Was Marielle Weiß (2025)

de Rafael Félix

Qual é o maior pesadelo para qualquer pai? Que os filhos saibam quem eles efetivamente são. A operática cena de abertura, que mais parece o primeiro capítulo de uma tragédia grega, de Was Marielle weiß (What Marielle Knows é o título global) é composta pela personagem titular (Laeni Geiseler) a levar um estalo enorme em câmara lenta. Em simultâneo, em diferentes pontos da cidade, a mãe (Julia Jentsch) fuma às escondidas e flirta, bastante explicitamente, com um colega de trabalho; o pai está a ser humilhado e desautorizado por um subordinado durante uma reunião, saindo desta reduzido e de cabeça baixa. Reunida a família em casa ao final do dia, Tobias conta como colocou o colega no lugar dele e Julia pouco diz do seu dia. Porém, graças ao impacto do estalo, Marielle consegue saber que ambos estão a mentir e recorda-os, com detalhe, o que cada um disse e viu durante o dia, e os pais ouvem o que querem e o que não querem ouvir.

A proposta é aterradora. Uma adolescente que consegue saber tudo o que os pais fazem. O que disseram, a quem disseram, com que tom disseram, onde disseram. Vemos esta família aparentemente pacata e aborrecida, um quadro perfeito do aborrecimento e normalidade de uma família de classe-média, desmoronar. What Marielle Knows arrisca-se a ser melhor comédia do ano, assim como a mais desconcertante. Frédéric Hambalek limita-se a colocar alguns grãos de areia no mecanismo bem oleado que é a vida familiar e diverte-se a transformar Marielle numa espécie de Barry Keoghan em The Killing of a Sacred Deer (2015). Um ser omnipresente, e que vamos vendo preencher, num close-up colorido, o ecrã, quase a olhar para a câmara, a julgar os pais que se vão enrolando em mentiras e manipulações, a tentar manter uma ideia de paz podre enquanto as suas traições e falhanços pessoais vão sendo expostos por Marielle, um ao outro.

Aquilo que o filme faz, no meio de todo o seu humor diabólico, é colocar uma pergunta: o quanto é que temos de mentir para manter qualquer tipo de relação estável, seja ela amorosa ou paternal? Nunca poderemos ser tudo aquilo que queremos que os nossos filhos achem que somos. Nunca poderemos ser os parceiros que aparentamos ser aos nossos cônjuges. Estamos condenados, num jogo já de si viciado, a falhar. Aquilo que Hambalek encontrou foi um mecanismo narrativo que expõe o caos por trás das máscaras que colocamos e a precariedade das barreiras que definimos entre a nossa vida pessoal e familiar.

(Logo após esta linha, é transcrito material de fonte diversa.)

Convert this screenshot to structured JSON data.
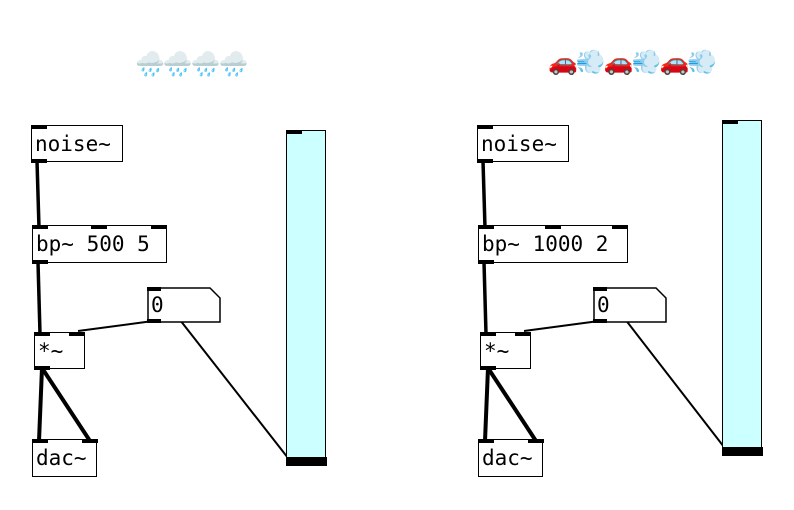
{
  "patch_left": {
    "title_emoji": "🌧️🌧️🌧️🌧️",
    "noise_label": "noise~",
    "bp_label": "bp~ 500 5",
    "number_value": "0",
    "mult_label": "*~",
    "dac_label": "dac~"
  },
  "patch_right": {
    "title_emoji": "🚗💨🚗💨🚗💨",
    "noise_label": "noise~",
    "bp_label": "bp~ 1000 2",
    "number_value": "0",
    "mult_label": "*~",
    "dac_label": "dac~"
  },
  "colors": {
    "slider_fill": "#ccffff",
    "wire": "#000000",
    "background": "#ffffff"
  },
  "icons": {
    "left_title": "rain-cloud-icon",
    "right_title": "car-exhaust-icon"
  }
}
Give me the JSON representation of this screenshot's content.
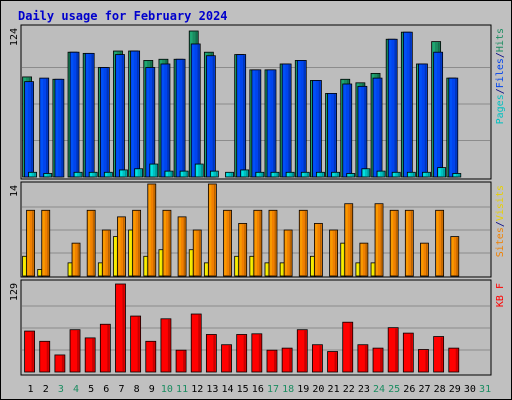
{
  "chart_data": {
    "type": "bar",
    "title": "Daily usage for February 2024",
    "categories": [
      "1",
      "2",
      "3",
      "4",
      "5",
      "6",
      "7",
      "8",
      "9",
      "10",
      "11",
      "12",
      "13",
      "14",
      "15",
      "16",
      "17",
      "18",
      "19",
      "20",
      "21",
      "22",
      "23",
      "24",
      "25",
      "26",
      "27",
      "28",
      "29",
      "30",
      "31"
    ],
    "weekend_days": [
      "3",
      "4",
      "10",
      "11",
      "17",
      "18",
      "24",
      "25",
      "31"
    ],
    "panels": [
      {
        "id": "top",
        "ymax_label": "124",
        "ymax": 124,
        "legend": [
          {
            "text": "Pages",
            "color": "#00c0c0"
          },
          {
            "text": "/",
            "color": "#000080"
          },
          {
            "text": "Files",
            "color": "#0044ee"
          },
          {
            "text": "/",
            "color": "#000080"
          },
          {
            "text": "Hits",
            "color": "#1a8c60"
          }
        ],
        "series": [
          {
            "name": "Hits",
            "color": "#1a8c60",
            "values": [
              85,
              0,
              83,
              106,
              105,
              93,
              107,
              107,
              99,
              100,
              100,
              124,
              106,
              0,
              104,
              91,
              91,
              96,
              99,
              82,
              71,
              83,
              80,
              88,
              117,
              123,
              96,
              115,
              84
            ]
          },
          {
            "name": "Files",
            "color": "#0044ee",
            "values": [
              81,
              84,
              83,
              106,
              105,
              93,
              104,
              107,
              93,
              96,
              100,
              113,
              103,
              0,
              104,
              91,
              91,
              96,
              99,
              82,
              71,
              79,
              77,
              84,
              117,
              123,
              96,
              106,
              84
            ]
          },
          {
            "name": "Pages",
            "color": "#00c0c0",
            "values": [
              4,
              3,
              0,
              4,
              4,
              4,
              6,
              7,
              11,
              5,
              5,
              11,
              5,
              4,
              6,
              4,
              4,
              4,
              4,
              4,
              4,
              3,
              7,
              5,
              4,
              4,
              4,
              8,
              3
            ]
          }
        ]
      },
      {
        "id": "mid",
        "ymax_label": "14",
        "ymax": 14,
        "legend": [
          {
            "text": "Sites",
            "color": "#f08000"
          },
          {
            "text": "/",
            "color": "#000080"
          },
          {
            "text": "Visits",
            "color": "#e8d000"
          }
        ],
        "series": [
          {
            "name": "Visits",
            "color": "#f08000",
            "values": [
              10,
              10,
              0,
              5,
              10,
              7,
              9,
              10,
              14,
              10,
              9,
              7,
              14,
              10,
              8,
              10,
              10,
              7,
              10,
              8,
              7,
              11,
              5,
              11,
              10,
              10,
              5,
              10,
              6
            ]
          },
          {
            "name": "Sites",
            "color": "#f0e000",
            "values": [
              3,
              1,
              0,
              2,
              0,
              2,
              6,
              7,
              3,
              4,
              0,
              4,
              2,
              0,
              3,
              3,
              2,
              2,
              0,
              3,
              0,
              5,
              2,
              2,
              0,
              0,
              0,
              0,
              0
            ]
          }
        ]
      },
      {
        "id": "bot",
        "ymax_label": "129",
        "ymax": 129,
        "legend": [
          {
            "text": "KB F",
            "color": "#ff0000"
          }
        ],
        "series": [
          {
            "name": "KB F",
            "color": "#ff0000",
            "values": [
              60,
              45,
              25,
              62,
              50,
              70,
              129,
              82,
              45,
              78,
              32,
              85,
              55,
              40,
              55,
              56,
              32,
              35,
              62,
              40,
              30,
              73,
              40,
              35,
              65,
              57,
              33,
              52,
              35
            ]
          }
        ]
      }
    ]
  }
}
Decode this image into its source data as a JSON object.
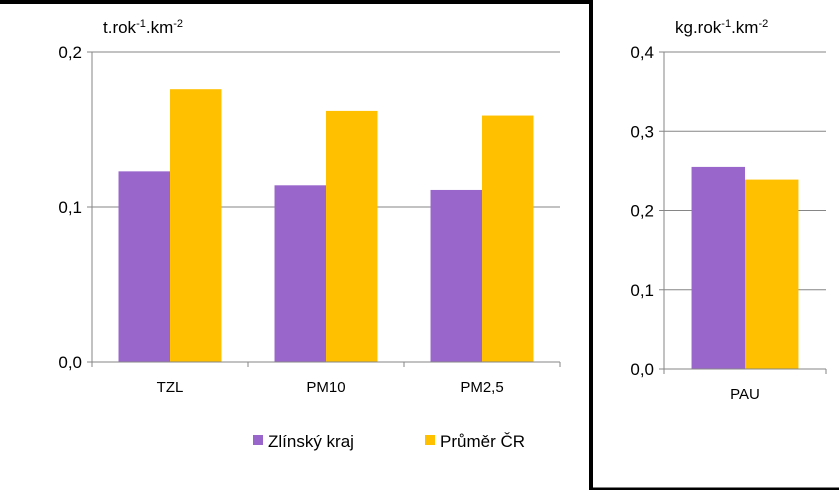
{
  "colors": {
    "series_1": "#9966cc",
    "series_2": "#ffc000",
    "gridline": "#868686",
    "border": "#000000"
  },
  "chart_data": [
    {
      "type": "bar",
      "unit_label": "t.rok-1.km-2",
      "unit_text": "t.rok",
      "unit_exp1": "-1",
      "unit_mid": ".km",
      "unit_exp2": "-2",
      "categories": [
        "TZL",
        "PM10",
        "PM2,5"
      ],
      "series": [
        {
          "name": "Zlínský kraj",
          "values": [
            0.123,
            0.114,
            0.111
          ]
        },
        {
          "name": "Průměr ČR",
          "values": [
            0.176,
            0.162,
            0.159
          ]
        }
      ],
      "ylim": [
        0,
        0.2
      ],
      "yticks": [
        0,
        0.1,
        0.2
      ],
      "ytick_labels": [
        "0,0",
        "0,1",
        "0,2"
      ],
      "grid": true,
      "legend": "bottom"
    },
    {
      "type": "bar",
      "unit_label": "kg.rok-1.km-2",
      "unit_text": "kg.rok",
      "unit_exp1": "-1",
      "unit_mid": ".km",
      "unit_exp2": "-2",
      "categories": [
        "PAU"
      ],
      "series": [
        {
          "name": "Zlínský kraj",
          "values": [
            0.255
          ]
        },
        {
          "name": "Průměr ČR",
          "values": [
            0.239
          ]
        }
      ],
      "ylim": [
        0,
        0.4
      ],
      "yticks": [
        0,
        0.1,
        0.2,
        0.3,
        0.4
      ],
      "ytick_labels": [
        "0,0",
        "0,1",
        "0,2",
        "0,3",
        "0,4"
      ],
      "grid": true
    }
  ]
}
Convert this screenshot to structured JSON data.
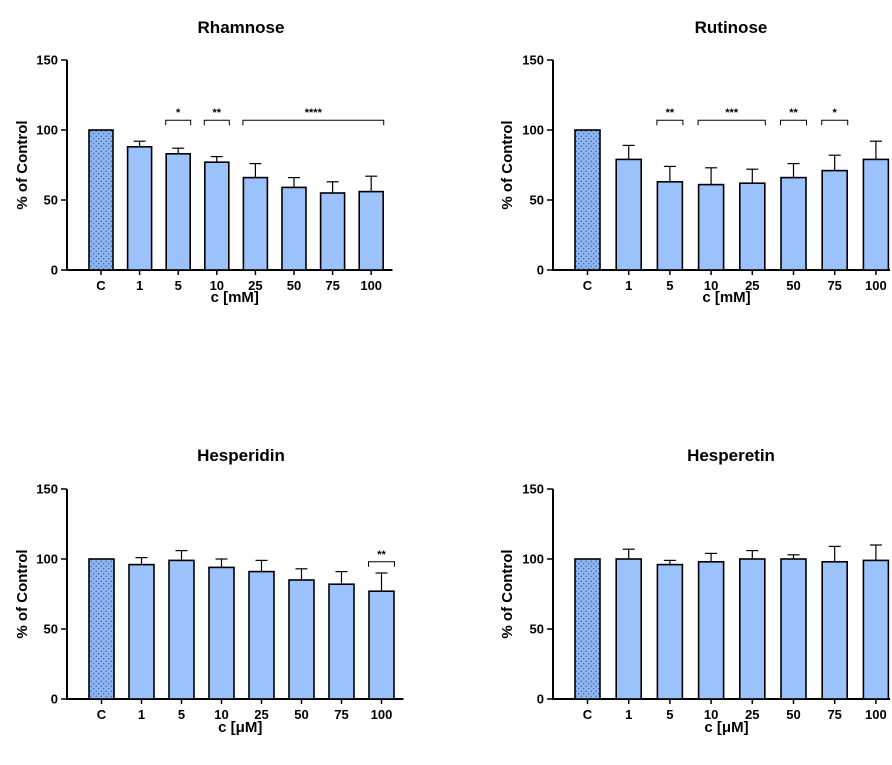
{
  "colors": {
    "bar": "#9cc2fb",
    "control": "#7aa6e8",
    "axis": "#000000"
  },
  "chart_data": [
    {
      "type": "bar",
      "title": "Rhamnose",
      "xlabel": "c [mM]",
      "ylabel": "% of Control",
      "ylim": [
        0,
        150
      ],
      "yticks": [
        "0",
        "50",
        "100",
        "150"
      ],
      "categories": [
        "C",
        "1",
        "5",
        "10",
        "25",
        "50",
        "75",
        "100"
      ],
      "values": [
        100,
        88,
        83,
        77,
        66,
        59,
        55,
        56
      ],
      "errors": [
        0,
        4,
        4,
        4,
        10,
        7,
        8,
        11
      ],
      "significance": [
        {
          "from": "5",
          "to": "5",
          "label": "*"
        },
        {
          "from": "10",
          "to": "10",
          "label": "**"
        },
        {
          "from": "25",
          "to": "100",
          "label": "****"
        }
      ]
    },
    {
      "type": "bar",
      "title": "Rutinose",
      "xlabel": "c [mM]",
      "ylabel": "% of Control",
      "ylim": [
        0,
        150
      ],
      "yticks": [
        "0",
        "50",
        "100",
        "150"
      ],
      "categories": [
        "C",
        "1",
        "5",
        "10",
        "25",
        "50",
        "75",
        "100"
      ],
      "values": [
        100,
        79,
        63,
        61,
        62,
        66,
        71,
        79
      ],
      "errors": [
        0,
        10,
        11,
        12,
        10,
        10,
        11,
        13
      ],
      "significance": [
        {
          "from": "5",
          "to": "5",
          "label": "**"
        },
        {
          "from": "10",
          "to": "25",
          "label": "***"
        },
        {
          "from": "50",
          "to": "50",
          "label": "**"
        },
        {
          "from": "75",
          "to": "75",
          "label": "*"
        }
      ]
    },
    {
      "type": "bar",
      "title": "Hesperidin",
      "xlabel": "c [μM]",
      "ylabel": "% of Control",
      "ylim": [
        0,
        150
      ],
      "yticks": [
        "0",
        "50",
        "100",
        "150"
      ],
      "categories": [
        "C",
        "1",
        "5",
        "10",
        "25",
        "50",
        "75",
        "100"
      ],
      "values": [
        100,
        96,
        99,
        94,
        91,
        85,
        82,
        77
      ],
      "errors": [
        0,
        5,
        7,
        6,
        8,
        8,
        9,
        13
      ],
      "significance": [
        {
          "from": "100",
          "to": "100",
          "label": "**"
        }
      ]
    },
    {
      "type": "bar",
      "title": "Hesperetin",
      "xlabel": "c [μM]",
      "ylabel": "% of Control",
      "ylim": [
        0,
        150
      ],
      "yticks": [
        "0",
        "50",
        "100",
        "150"
      ],
      "categories": [
        "C",
        "1",
        "5",
        "10",
        "25",
        "50",
        "75",
        "100"
      ],
      "values": [
        100,
        100,
        96,
        98,
        100,
        100,
        98,
        99
      ],
      "errors": [
        0,
        7,
        3,
        6,
        6,
        3,
        11,
        11
      ],
      "significance": []
    }
  ]
}
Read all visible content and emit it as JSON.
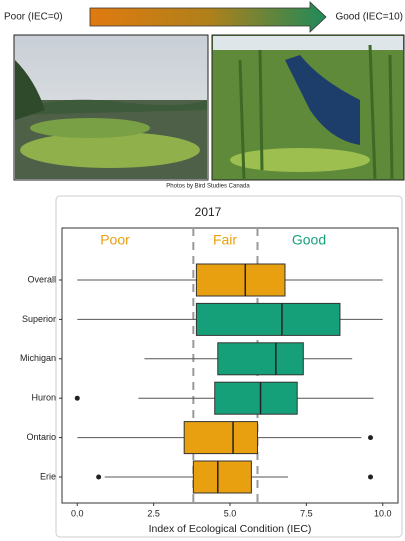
{
  "scale_bar": {
    "left_label": "Poor (IEC=0)",
    "right_label": "Good (IEC=10)"
  },
  "photo_credit": "Photos by Bird Studies Canada",
  "chart_data": {
    "type": "box",
    "title": "2017",
    "categories": [
      "Overall",
      "Superior",
      "Michigan",
      "Huron",
      "Ontario",
      "Erie"
    ],
    "low": [
      0,
      0,
      2.2,
      2.0,
      0,
      0.9
    ],
    "q1": [
      3.9,
      3.9,
      4.6,
      4.5,
      3.5,
      3.8
    ],
    "median": [
      5.5,
      6.7,
      6.5,
      6.0,
      5.1,
      4.6
    ],
    "q3": [
      6.8,
      8.6,
      7.4,
      7.2,
      5.9,
      5.7
    ],
    "high": [
      10,
      10,
      9.0,
      9.7,
      9.3,
      6.9
    ],
    "outliers": [
      [],
      [],
      [],
      [
        0
      ],
      [
        9.6
      ],
      [
        0.7,
        9.6
      ]
    ],
    "colors": [
      "#e8a010",
      "#16a07a",
      "#16a07a",
      "#16a07a",
      "#e8a010",
      "#e8a010"
    ],
    "thresholds": [
      3.8,
      5.9
    ],
    "zone_labels": [
      "Poor",
      "Fair",
      "Good"
    ],
    "zone_colors": [
      "#e8a010",
      "#e8a010",
      "#16a07a"
    ],
    "x_label": "Index of Ecological Condition (IEC)",
    "xlim": [
      -0.5,
      10.5
    ],
    "xticks": [
      {
        "value": 0,
        "label": "0.0"
      },
      {
        "value": 2.5,
        "label": "2.5"
      },
      {
        "value": 5,
        "label": "5.0"
      },
      {
        "value": 7.5,
        "label": "7.5"
      },
      {
        "value": 10,
        "label": "10.0"
      }
    ]
  }
}
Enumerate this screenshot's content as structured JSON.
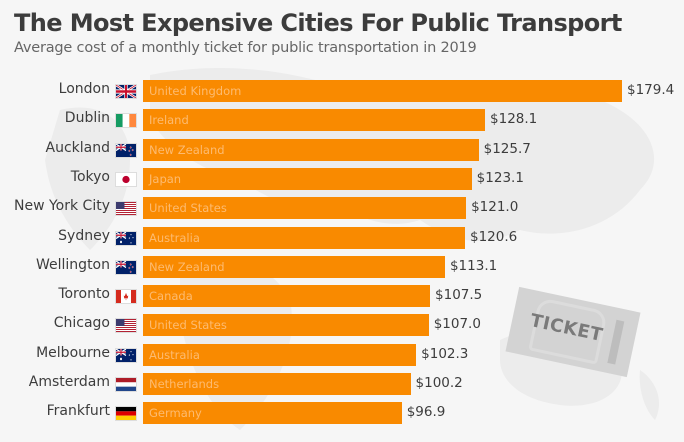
{
  "header": {
    "title": "The Most Expensive Cities For Public Transport",
    "subtitle": "Average cost of a monthly ticket for public transportation in 2019"
  },
  "decoration": {
    "ticket_label": "TICKET",
    "bar_color": "#f98a00",
    "country_label_color": "#fdbb70"
  },
  "chart_data": {
    "type": "bar",
    "orientation": "horizontal",
    "title": "The Most Expensive Cities For Public Transport",
    "subtitle": "Average cost of a monthly ticket for public transportation in 2019",
    "xlabel": "",
    "ylabel": "",
    "value_prefix": "$",
    "xlim": [
      0,
      179.4
    ],
    "grid": false,
    "categories": [
      "London",
      "Dublin",
      "Auckland",
      "Tokyo",
      "New York City",
      "Sydney",
      "Wellington",
      "Toronto",
      "Chicago",
      "Melbourne",
      "Amsterdam",
      "Frankfurt"
    ],
    "countries": [
      "United Kingdom",
      "Ireland",
      "New Zealand",
      "Japan",
      "United States",
      "Australia",
      "New Zealand",
      "Canada",
      "United States",
      "Australia",
      "Netherlands",
      "Germany"
    ],
    "flags": [
      "uk-flag",
      "ireland-flag",
      "new-zealand-flag",
      "japan-flag",
      "usa-flag",
      "australia-flag",
      "new-zealand-flag",
      "canada-flag",
      "usa-flag",
      "australia-flag",
      "netherlands-flag",
      "germany-flag"
    ],
    "values": [
      179.4,
      128.1,
      125.7,
      123.1,
      121.0,
      120.6,
      113.1,
      107.5,
      107.0,
      102.3,
      100.2,
      96.9
    ],
    "value_labels": [
      "$179.4",
      "$128.1",
      "$125.7",
      "$123.1",
      "$121.0",
      "$120.6",
      "$113.1",
      "$107.5",
      "$107.0",
      "$102.3",
      "$100.2",
      "$96.9"
    ]
  }
}
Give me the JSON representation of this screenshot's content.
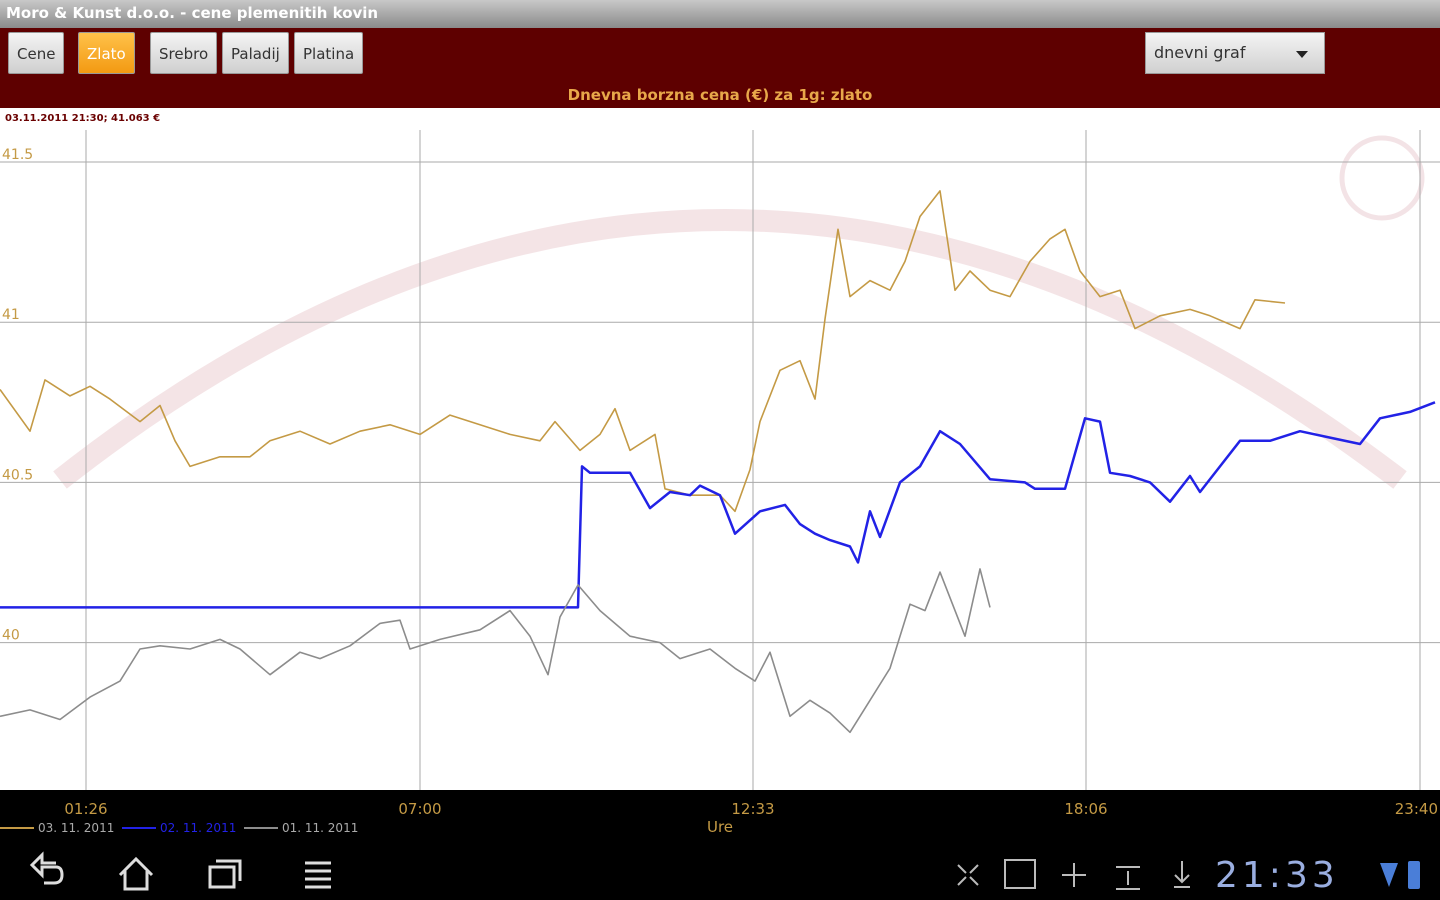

Fazemo-lo apenas para sermos livres de representar a personagem que desejamos ser em cada um destes lados da nossa vida, de forma a conseguirmos preencher as expectativas que os outros têm de nós. Partilharmos a casa com um adolescente que tudo sabe sobre ambas é coisa de filme de terror.

A premissa de What Marielle Knows é inserida sem particular cuidado, mas o que faz com ela e tudo o que subtilmente consegue lá enfiar, nuns miraculosos meros 86 minutos, é absolutamente mordaz e hilariante, desde as estratégias dos dois pais para ludibriar o que Marielle efetivamente sabe ou a forma como esta os chantageia com informações sobre a vida um do outro. Estes momentos são filmados de forma tão seca como as falas são entregues, cada momento em família é um aguardar asfixiante sobre uma próxima truth bomb inconveniente, levada ao ridículo com uma banda sonora de tal forma épica que podia ser encontrada nos momentos mais violentos de um filme de Park Chan-wook.

O conceito de What Marielle Knows é explorado até à exaustão e mesmo assim consegue manter-se relevante até ao último frame, pois as performances e o timing humorístico do elenco sustentam toda a narrativa e não permitem que esta, em qualquer momento, deixe de ser séria. Mesmo com todo o humor aqui presente, o novo filme de Frédéric Hambalek é, acima de tudo, sobre a fragilidade das nossas relações, é sobre, como filhos, lidar com o desapontamento dos nossos pais não serem os melhores do mundo e sobre, como pais, lidar com o desapontamento de nunca sermos os melhores pais do mundo. Comédia e tragédia à parte, haverá algo mais universal?